The DBN-DNN model, which is closest to the average value of MAPE in five training tests, is used to predict the armature electromagnetic force of the pseudo-oscillation stage (1.41–4.0 ms) under the standard conductivity, and the extrapolated prediction value of the armature electromagnetic force is obtained. Then, superimposed with the calculated value of the stable stage under the standard conductivity (0–1.41 ms) in
Figure 16, the integrated armature electromagnetic force of the whole launch process (0–4.0 ms) is obtained, as shown in
Figure 17.
According to the armature kinetic equation and the integrated armature electromagnetic force under the standard armature conductivity obtained in
Figure 17, the armature exit velocity is calculated as 2029.2 m/s. It is 1.03% smaller than the experimental measurement value 2050.3 m/s, which can meet the needs of practical engineering calculation and tests the performance of the armature electromagnetic force extrapolation prediction of the DBN-DNN model.
4.3. Training Strategy
The above two cases use the original training strategy: based on the stable numerical simulation sample data under different conductivities, they train the model together, and then they extrapolate the armature electromagnetic force under the standard conductivity. In order to improve the convergence speed and prediction performance of the model, this paper further proposes an improved training strategy for the transfer of DBN-DNN parameters from the armature electromagnetic force to the standard conductivity under a low conductivity. The details are as follows: First, the DBN-DNN is trained based on the numerical simulation data of 40% standard conductivity, and the current network parameters are saved after the training is completed. They are then used as the initial value of the network parameters under 60% standard conductivity. Similarly, the network parameters after training under 60% standard conductivity are taken as the initial values of network parameters under 80% standard armature conductivity. Based on this strategy, the extrapolation prediction of the armature electromagnetic force under standard armature conductivity is realized.

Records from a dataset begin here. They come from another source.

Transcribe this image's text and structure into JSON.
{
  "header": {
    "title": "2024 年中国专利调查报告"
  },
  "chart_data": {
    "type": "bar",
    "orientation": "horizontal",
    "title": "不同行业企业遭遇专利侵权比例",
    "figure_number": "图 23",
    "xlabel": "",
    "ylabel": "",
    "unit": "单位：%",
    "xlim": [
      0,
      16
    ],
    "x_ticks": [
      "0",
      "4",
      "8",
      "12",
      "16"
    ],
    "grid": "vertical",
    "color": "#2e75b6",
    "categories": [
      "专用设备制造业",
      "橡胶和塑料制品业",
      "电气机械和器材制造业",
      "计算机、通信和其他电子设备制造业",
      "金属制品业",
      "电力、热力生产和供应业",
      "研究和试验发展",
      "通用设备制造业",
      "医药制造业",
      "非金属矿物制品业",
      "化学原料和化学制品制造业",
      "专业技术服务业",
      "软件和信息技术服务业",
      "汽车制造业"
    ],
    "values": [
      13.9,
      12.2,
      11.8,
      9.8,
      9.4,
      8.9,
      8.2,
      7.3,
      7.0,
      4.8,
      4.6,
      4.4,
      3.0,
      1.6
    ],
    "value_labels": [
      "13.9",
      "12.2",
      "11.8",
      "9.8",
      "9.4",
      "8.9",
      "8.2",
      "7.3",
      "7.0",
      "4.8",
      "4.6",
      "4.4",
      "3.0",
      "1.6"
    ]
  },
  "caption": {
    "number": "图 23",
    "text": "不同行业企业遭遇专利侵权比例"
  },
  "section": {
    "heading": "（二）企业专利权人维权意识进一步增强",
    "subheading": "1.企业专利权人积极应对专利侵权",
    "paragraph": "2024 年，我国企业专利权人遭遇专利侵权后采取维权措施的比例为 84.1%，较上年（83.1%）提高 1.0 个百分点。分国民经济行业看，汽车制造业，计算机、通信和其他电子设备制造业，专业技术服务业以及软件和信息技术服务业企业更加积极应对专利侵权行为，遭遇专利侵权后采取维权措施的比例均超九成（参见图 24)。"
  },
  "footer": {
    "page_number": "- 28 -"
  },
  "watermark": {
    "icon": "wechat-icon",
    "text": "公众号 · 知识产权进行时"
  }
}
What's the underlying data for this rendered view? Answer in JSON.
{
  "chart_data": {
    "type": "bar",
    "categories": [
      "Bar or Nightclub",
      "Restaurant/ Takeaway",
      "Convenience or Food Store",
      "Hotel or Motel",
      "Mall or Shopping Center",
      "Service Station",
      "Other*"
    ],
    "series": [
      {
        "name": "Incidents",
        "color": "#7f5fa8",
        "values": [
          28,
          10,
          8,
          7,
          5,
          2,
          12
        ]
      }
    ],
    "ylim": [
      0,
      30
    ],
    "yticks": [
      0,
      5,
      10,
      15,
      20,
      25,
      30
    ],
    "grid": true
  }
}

Using the two cases in this paper, the results of the DBN-DNN model under the two training strategies are compared, as shown in
Table 6. Compared with the original training strategy, the improved training strategy reduces the MAPE value by about 20%, and the prediction effect is better; the improved training strategy improved the training speed of the model by 46.05% and 63.86%, respectively. As a whole, the training speed can be greatly accelerated by improving the training strategy, while the accuracy of the prediction model is guaranteed.
In the DBN-DNN model with an improved training strategy, the solution under different conductivities can be regarded as multiple tasks with similar control equations. Although the initial training error of the network is higher at 40% armature conductivity, the initial training error of the network at 60%, 80%, and a standard armature conductivity will gradually decrease. Additionally, the number of iterations decreases with the training process, and the training speed can become faster and faster so that the solution of the network can converge quickly under the standard armature conductivity, thus accelerating the optimization process of network parameters.